Management highlighted several factors that will shape the outlook:

  • Strong base business volume, particularly in education and sports/leisure
  • First-time outsourcing and high retention rates as durable growth levers

Takeaways

Aramark’s Q2 2025 results showcase the company’s ability to drive both top-line growth and margin expansion through global diversification, disciplined cost control, and strategic supply chain management.

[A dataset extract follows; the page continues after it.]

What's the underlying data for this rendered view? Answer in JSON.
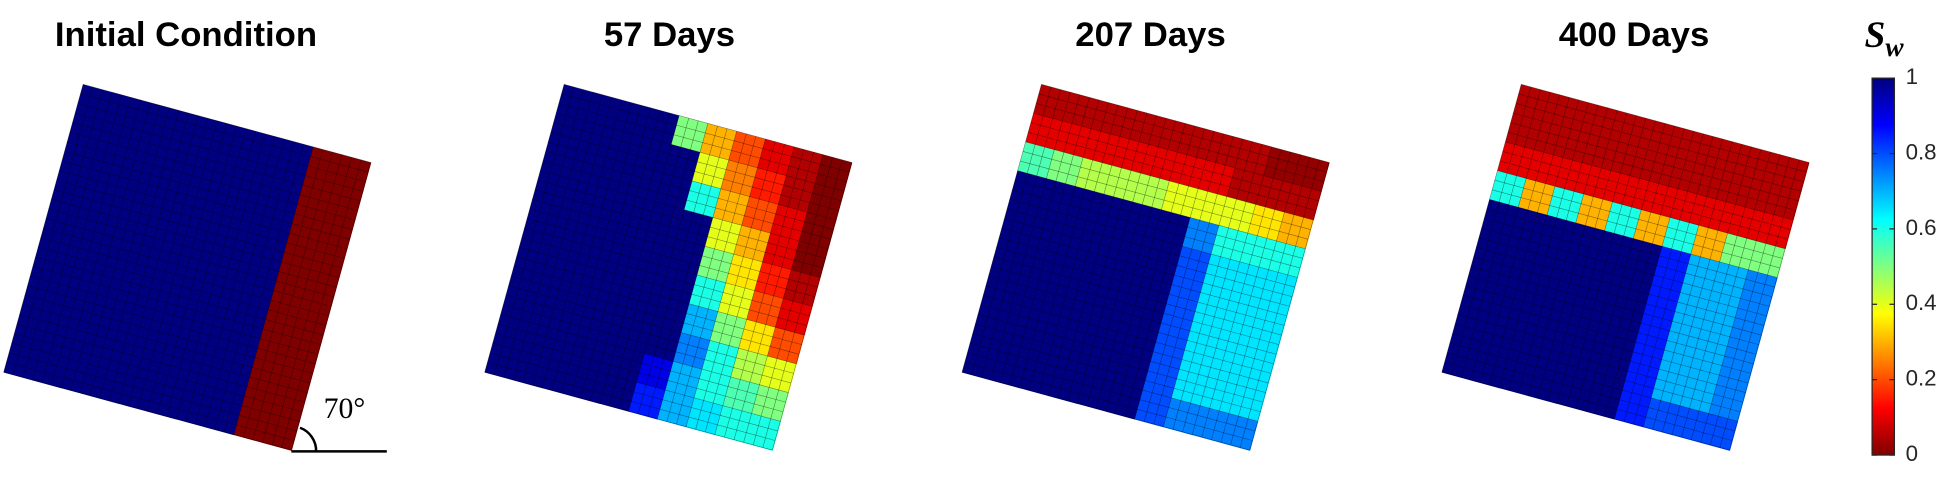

  • International AOI Outperformance: The international segment’s 26% AOI growth and margin gains are now a core profit pillar, providing ballast against U.S. cyclicality.
  • Retention and Outsourcing Upside: Above-normal retention and first-time outsourcing trends add visibility and durability to Aramark’s growth outlook.
  • Watch for Base Business Acceleration: The key variable for fiscal 2025 and beyond is the pace of base business recovery and expansion as new business ramps and sector volatility persists.

Conclusion

Aramark’s Q2 performance validates its global margin expansion strategy and positions the company for sustained growth as international outperformance, supply chain leverage, and new business wins converge. The focus now shifts to base business acceleration and continued margin progression as the company enters the second half with robust momentum and strong pipeline visibility.

Industry Read-Through

Aramark’s results reinforce the value of international diversification and GPO scale for foodservice and facility management peers facing U.S. sector volatility. The persistence of first-time outsourcing as a growth lever suggests ongoing opportunity for service providers amid economic uncertainty. Margin expansion via supply chain technology and disciplined SG&A provides a template for others in the sector to navigate inflation and wage pressure. For competitors and adjacent industries, the ability to blend local sourcing, tech-enabled operations, and capital flexibility will separate winners from laggards as macro and regulatory headwinds persist.